First, go through the motions and the politesse of dealing with the public service entities and ranking bureaucrats, in this instance the local Department of Energy. Second, when there is the equivalent of, to use traffic parlance a “prepare to stop” signal or, more jarring still, “road block” ahead, the foreign oil men withdraw first to weigh the implications of the decisions shared by senior Guyanese officials.
Third, finalize the best options on how to proceed, which usually mean taking matter in their hands, through resorting via ready escalation to the political bosses to interfere with and override the decisions taken at the expert level.
And this was what Mr.
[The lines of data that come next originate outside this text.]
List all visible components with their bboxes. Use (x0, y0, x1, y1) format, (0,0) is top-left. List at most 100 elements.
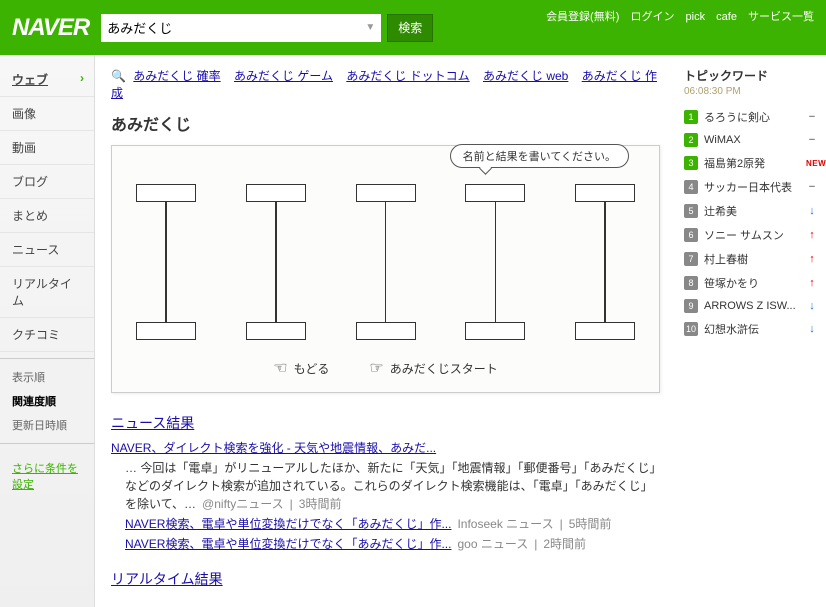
topic-item[interactable]: 4 サッカー日本代表− (684, 175, 818, 199)
link-services[interactable]: サービス一覧 (748, 11, 814, 23)
topic-text: 福島第2原発 (704, 155, 800, 171)
amida-col (246, 184, 306, 340)
search-input[interactable] (107, 20, 365, 35)
amida-col (465, 184, 525, 340)
amida-line (495, 202, 497, 322)
start-button[interactable]: ☞あみだくじスタート (369, 358, 497, 378)
topic-item[interactable]: 1 るろうに剣心− (684, 105, 818, 129)
nav-realtime[interactable]: リアルタイム (0, 267, 94, 318)
amidakuji-grid (136, 184, 635, 340)
topic-text: 辻希美 (704, 203, 800, 219)
rank-badge: 9 (684, 299, 698, 313)
nav-matome[interactable]: まとめ (0, 199, 94, 233)
trend-icon: ↑ (806, 253, 818, 265)
news-sub-1[interactable]: NAVER検索、電卓や単位変換だけでなく「あみだくじ」作... (125, 537, 451, 551)
topic-heading: トピックワード (684, 67, 818, 84)
amida-bottom-box[interactable] (356, 322, 416, 340)
search-button[interactable]: 検索 (387, 14, 433, 42)
sort-date[interactable]: 更新日時順 (0, 413, 94, 437)
chevron-down-icon[interactable]: ▼ (365, 22, 375, 33)
topic-time: 06:08:30 PM (684, 86, 818, 97)
nav-news[interactable]: ニュース (0, 233, 94, 267)
amida-top-box[interactable] (575, 184, 635, 202)
search-box[interactable]: ▼ (101, 14, 381, 42)
topic-item[interactable]: 6ソニー サムスン↑ (684, 223, 818, 247)
amida-top-box[interactable] (465, 184, 525, 202)
nav-blog[interactable]: ブログ (0, 165, 94, 199)
bubble-text: 名前と結果を書いてください。 (450, 144, 629, 168)
amidakuji-widget: 名前と結果を書いてください。 ☜もどる ☞あみだくじスタート (111, 145, 660, 393)
amida-bottom-box[interactable] (246, 322, 306, 340)
related-0[interactable]: あみだくじ 確率 (133, 69, 220, 83)
trend-icon: ↓ (806, 205, 818, 217)
amida-bottom-box[interactable] (136, 322, 196, 340)
amida-bottom-box[interactable] (575, 322, 635, 340)
back-button[interactable]: ☜もどる (273, 358, 329, 378)
rank-badge: 5 (684, 204, 698, 218)
topic-item[interactable]: 10幻想水滸伝↓ (684, 317, 818, 341)
hand-right-icon: ☞ (369, 358, 383, 378)
header: NAVER ▼ 検索 会員登録(無料) ログイン pick cafe サービス一… (0, 0, 826, 55)
search-icon: 🔍 (111, 69, 126, 83)
amida-top-box[interactable] (136, 184, 196, 202)
topic-text: 村上春樹 (704, 251, 800, 267)
related-3[interactable]: あみだくじ web (483, 69, 568, 83)
trend-icon: − (806, 134, 818, 146)
hand-left-icon: ☜ (273, 358, 287, 378)
logo[interactable]: NAVER (12, 14, 89, 42)
news-sub-0[interactable]: NAVER検索、電卓や単位変換だけでなく「あみだくじ」作... (125, 517, 451, 531)
page-title: あみだくじ (111, 111, 660, 135)
amida-col (575, 184, 635, 340)
realtime-heading: リアルタイム結果 (111, 569, 660, 589)
trend-icon: ↑ (806, 229, 818, 241)
right-column: トピックワード 06:08:30 PM 1るろうに剣心−2WiMAX−3福島第2… (676, 55, 826, 607)
nav-kuchikomi[interactable]: クチコミ (0, 318, 94, 352)
advanced-link[interactable]: さらに条件を設定 (12, 463, 78, 491)
topic-text: 幻想水滸伝 (704, 321, 800, 337)
rank-badge: 1 (684, 110, 698, 124)
nav-web[interactable]: ウェブ (0, 63, 94, 97)
link-cafe[interactable]: cafe (716, 11, 737, 23)
sort-relevance[interactable]: 関連度順 (0, 389, 94, 413)
top-links: 会員登録(無料) ログイン pick cafe サービス一覧 (538, 8, 814, 24)
link-register[interactable]: 会員登録(無料) (546, 11, 619, 23)
topic-item[interactable]: 2WiMAX− (684, 129, 818, 151)
topic-text: WiMAX (704, 134, 800, 146)
rank-badge: 8 (684, 276, 698, 290)
news-main-link[interactable]: NAVER、ダイレクト検索を強化 - 天気や地震情報、あみだ... (111, 441, 436, 455)
trend-icon: − (806, 111, 818, 123)
main: 🔍 あみだくじ 確率 あみだくじ ゲーム あみだくじ ドットコム あみだくじ w… (95, 55, 676, 607)
topic-text: ソニー サムスン (704, 227, 800, 243)
topic-item[interactable]: 3福島第2原発NEW (684, 151, 818, 175)
news-src: @niftyニュース (202, 497, 284, 511)
amida-top-box[interactable] (246, 184, 306, 202)
trend-icon: − (806, 181, 818, 193)
nav-video[interactable]: 動画 (0, 131, 94, 165)
amida-bottom-box[interactable] (465, 322, 525, 340)
amida-col (136, 184, 196, 340)
topic-text: るろうに剣心 (704, 109, 800, 125)
nav-image[interactable]: 画像 (0, 97, 94, 131)
topic-text: ARROWS Z ISW... (704, 300, 800, 312)
topic-text: サッカー日本代表 (704, 179, 800, 195)
trend-icon: NEW (806, 159, 818, 168)
amida-line (165, 202, 167, 322)
topic-item[interactable]: 5 辻希美 ↓ (684, 199, 818, 223)
rank-badge: 10 (684, 322, 698, 336)
related-2[interactable]: あみだくじ ドットコム (346, 69, 469, 83)
trend-icon: ↑ (806, 277, 818, 289)
related-searches: 🔍 あみだくじ 確率 あみだくじ ゲーム あみだくじ ドットコム あみだくじ w… (111, 67, 660, 101)
link-login[interactable]: ログイン (630, 11, 674, 23)
amida-col (356, 184, 416, 340)
topic-item[interactable]: 9 ARROWS Z ISW... ↓ (684, 295, 818, 317)
topic-item[interactable]: 8笹塚かをり↑ (684, 271, 818, 295)
amida-line (604, 202, 606, 322)
related-1[interactable]: あみだくじ ゲーム (234, 69, 333, 83)
link-pick[interactable]: pick (686, 11, 706, 23)
amida-top-box[interactable] (356, 184, 416, 202)
topic-item[interactable]: 7村上春樹↑ (684, 247, 818, 271)
trend-icon: ↓ (806, 300, 818, 312)
rank-badge: 4 (684, 180, 698, 194)
news-time: 3時間前 (299, 497, 342, 511)
left-nav: ウェブ 画像 動画 ブログ まとめ ニュース リアルタイム クチコミ 表示順 関… (0, 55, 95, 607)
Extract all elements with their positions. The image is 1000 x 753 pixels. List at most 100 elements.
Hess, whose company is a 40% stakeholder in the ExxonMobil oil consortium in impoverished, dependent, and disadvantaged Guyana took great pride in announcing to the world over there in Miami.
He couldn’t have chosen a more open forum to drag this country through the mud. In sum, we will get our way, because we have the political trump cards.
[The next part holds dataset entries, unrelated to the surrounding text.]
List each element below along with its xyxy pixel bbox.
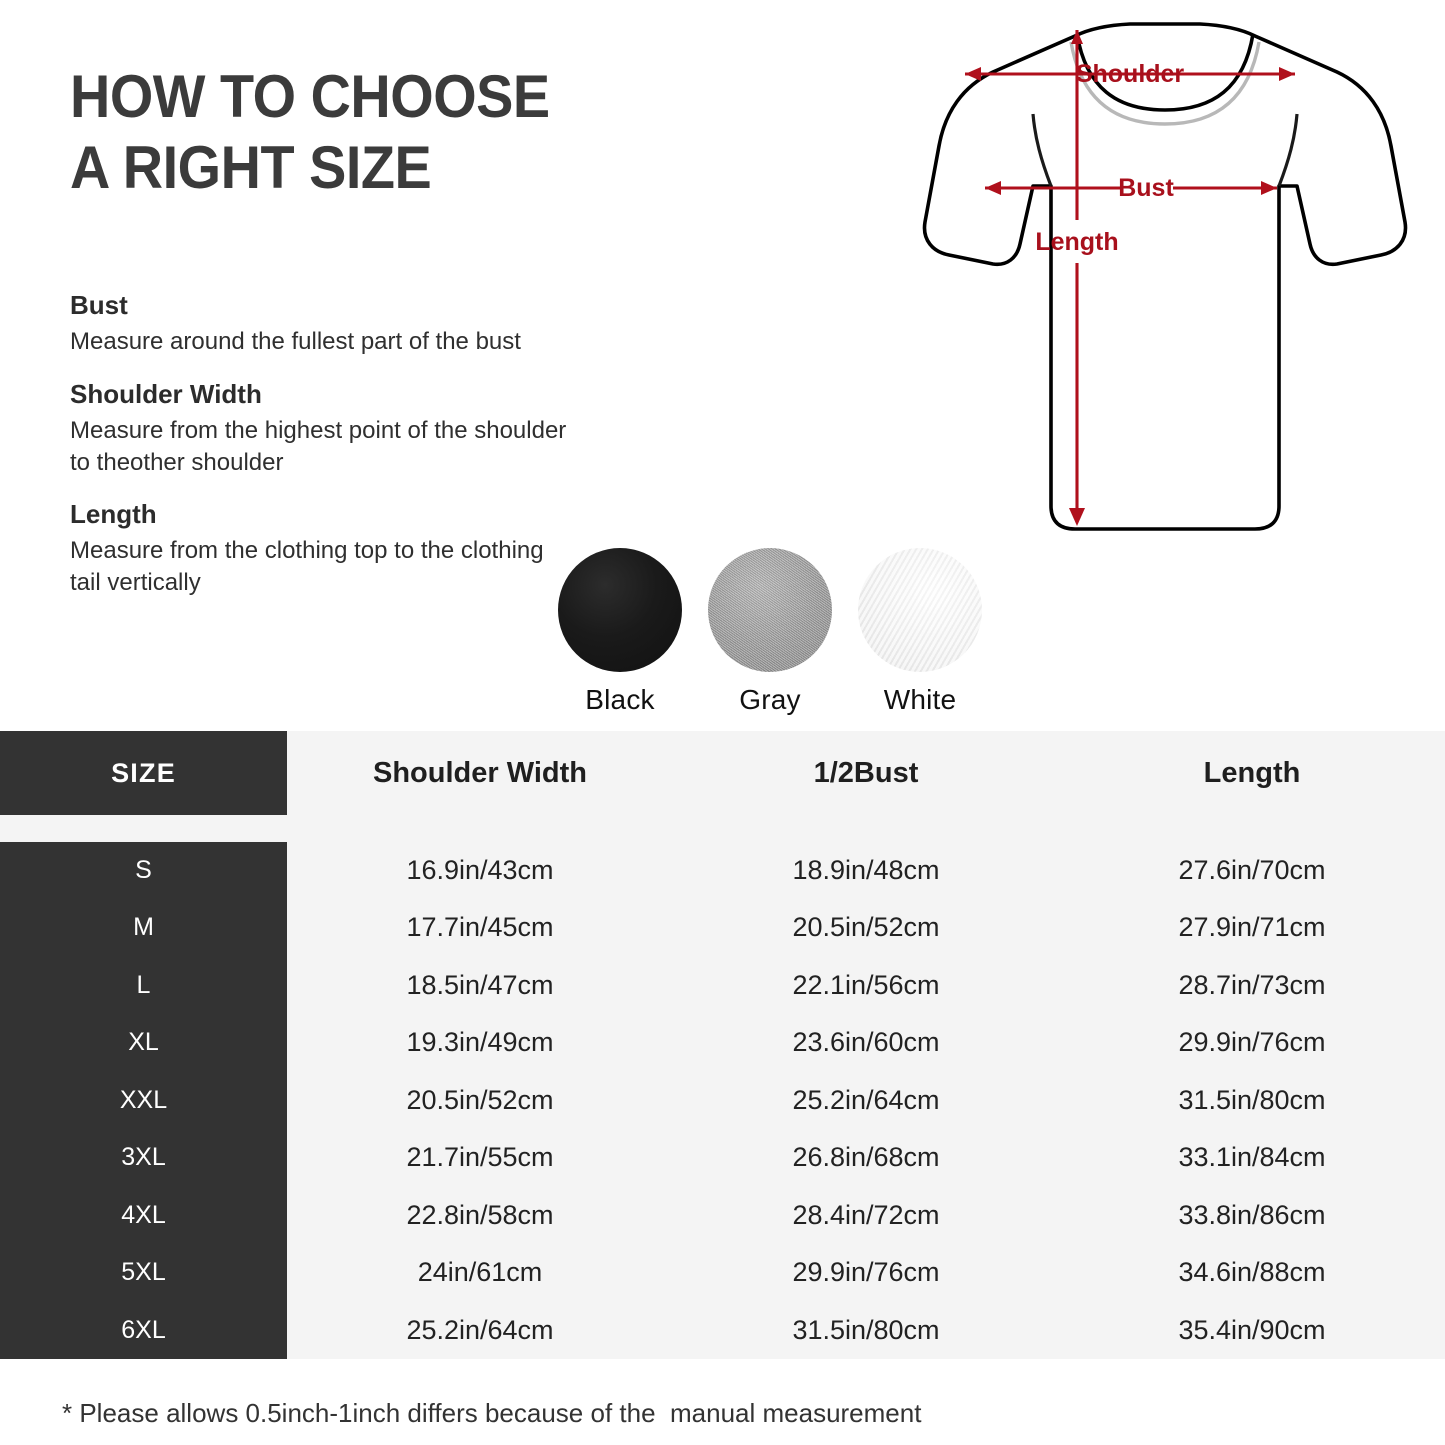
measurement-block-length: Length Measure from the clothing top to … (70, 497, 690, 598)
table-row: 4XL (0, 1186, 287, 1244)
measurement-desc-shoulder-width: Measure from the highest point of the sh… (70, 416, 567, 476)
table-cell-bust: 25.2in/64cm (792, 1084, 940, 1115)
table-cell-length: 31.5in/80cm (1178, 1084, 1326, 1115)
table-row: 3XL (0, 1129, 287, 1187)
table-cell-shoulder: 20.5in/52cm (406, 1084, 554, 1115)
table-cell-bust: 23.6in/60cm (792, 1027, 940, 1058)
table-cell-shoulder: 16.9in/43cm (406, 854, 554, 885)
table-cell-bust: 28.4in/72cm (792, 1199, 940, 1230)
measurement-desc-bust: Measure around the fullest part of the b… (70, 328, 521, 356)
table-cell-shoulder: 18.5in/47cm (406, 969, 554, 1000)
color-swatch-group: Black Gray White (556, 548, 984, 716)
measurement-disclaimer: * Please allows 0.5inch-1inch differs be… (62, 1398, 922, 1428)
table-row: XL (0, 1014, 287, 1072)
table-cell-shoulder: 22.8in/58cm (406, 1199, 554, 1230)
table-row: L (0, 956, 287, 1014)
fabric-swatch-circle-gray (708, 548, 832, 672)
table-cell-shoulder: 25.2in/64cm (406, 1314, 554, 1345)
length-dimension-label: Length (1035, 228, 1118, 256)
table-cell-shoulder: 19.3in/49cm (406, 1027, 554, 1058)
table-header-length: Length (1203, 756, 1301, 789)
page-title: HOW TO CHOOSE A RIGHT SIZE (70, 62, 665, 204)
length-dimension-arrow (1069, 30, 1085, 526)
table-cell-length: 28.7in/73cm (1178, 969, 1326, 1000)
fabric-swatch-circle-white (858, 548, 982, 672)
tshirt-outline-shape (922, 22, 1408, 531)
table-cell-length: 33.8in/86cm (1178, 1199, 1326, 1230)
shoulder-dimension-arrow (965, 67, 1295, 81)
fabric-swatch-circle-black (558, 548, 682, 672)
table-cell-bust: 22.1in/56cm (792, 969, 940, 1000)
measurement-block-bust: Bust Measure around the fullest part of … (70, 288, 690, 358)
table-cell-length: 27.6in/70cm (1178, 854, 1326, 885)
measurement-block-shoulder-width: Shoulder Width Measure from the highest … (70, 377, 690, 478)
color-swatch-gray[interactable]: Gray (706, 548, 834, 716)
bust-dimension-label: Bust (1118, 174, 1174, 202)
table-header-size: SIZE (0, 731, 287, 815)
measurement-term-shoulder-width: Shoulder Width (70, 378, 262, 409)
table-cell-shoulder: 17.7in/45cm (406, 912, 554, 943)
table-cell-length: 29.9in/76cm (1178, 1027, 1326, 1058)
table-cell-length: 27.9in/71cm (1178, 912, 1326, 943)
measurement-term-length: Length (70, 499, 157, 530)
table-cell-length: 35.4in/90cm (1178, 1314, 1326, 1345)
table-header-half-bust: 1/2Bust (813, 756, 919, 789)
page-title-line-1: HOW TO CHOOSE (70, 63, 550, 130)
table-row: XXL (0, 1071, 287, 1129)
measurement-term-bust: Bust (70, 290, 128, 320)
table-cell-bust: 18.9in/48cm (792, 854, 940, 885)
shoulder-dimension-label: Shoulder (1076, 60, 1185, 88)
color-swatch-black[interactable]: Black (556, 548, 684, 716)
table-row: 6XL (0, 1301, 287, 1359)
measurement-instructions: Bust Measure around the fullest part of … (70, 288, 690, 618)
color-label-white: White (883, 684, 957, 715)
table-cell-bust: 20.5in/52cm (792, 912, 940, 943)
page-title-line-2: A RIGHT SIZE (70, 133, 432, 201)
table-row: S (0, 841, 287, 899)
table-row: 5XL (0, 1244, 287, 1302)
color-label-black: Black (585, 684, 655, 715)
size-table: SIZE Shoulder Width 1/2Bust Length S 16.… (0, 731, 1445, 1359)
tshirt-left-sleeve-seam (1031, 113, 1053, 187)
tshirt-right-sleeve-seam (1277, 113, 1299, 187)
table-cell-bust: 26.8in/68cm (792, 1142, 940, 1173)
color-label-gray: Gray (739, 684, 801, 715)
table-cell-shoulder: 21.7in/55cm (406, 1142, 554, 1173)
table-cell-shoulder: 24in/61cm (417, 1257, 543, 1288)
table-header-shoulder-width: Shoulder Width (373, 756, 587, 789)
measurement-desc-length: Measure from the clothing top to the clo… (70, 537, 544, 596)
color-swatch-white[interactable]: White (856, 548, 984, 716)
table-cell-bust: 29.9in/76cm (792, 1257, 940, 1288)
table-cell-bust: 31.5in/80cm (792, 1314, 940, 1345)
table-row: M (0, 899, 287, 957)
bust-dimension-arrow (985, 181, 1277, 195)
table-cell-length: 33.1in/84cm (1178, 1142, 1326, 1173)
tshirt-measurement-diagram: Shoulder Bust Length (905, 8, 1425, 558)
tshirt-collar-shadow (1069, 41, 1261, 126)
table-cell-length: 34.6in/88cm (1178, 1257, 1326, 1288)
Clearly, the oil men feel that the rules do not apply to them. Also, this is an early indication that they have little or no regard for the oversight actions of the local Department of Energy officials. It is not a comforting place in which this country now finds itself, when the prudent restraining hands of the Department of Energy is rendered ineffective, if not altogether amputated in such degrading public fashion.
It is as if that state agency does not matter at all. Because, when moreover, the ExxonMobil(s) operating in the Guyanese oil basin are confident that they have, ON THE MAJOR POLITICAL FRONTS, open political doors, ready and listening political ears, and cooperating political minds, with the superseding directives to follow, then what do we have to manage and bring some degree of conscientious stewardship to the oil wealth of this nation? We have nothing.
Today it is the hapless, hollowed out Department of Energy. Cast a wider net and the Guyana Revenue Authority and the Environmental Protection Agency of Guyana, could be among the prime targets next. Already ExxonMobil, through Hess, not only leaves a massive footprint and a giant shadow, it also wields the biggest of big sticks, as the Department of Energy should be able to testify.
If John Hess’s assertion holds, it says a mouthful and an earful (both unacceptable) about the manner in which both of these two political groups intend to manage and serve as reputable and responsible overseers over the mineral resource gifts of this country.
And if the foreign oil players could authoritatively tell their shareholders, the media, and the world what is tantamount to ‘no need to worry, everything is under control, and the right people are in the bag’, then hopeful Guyanese might as well kiss goodbye to the dreams of sharing in a piece of the oil action.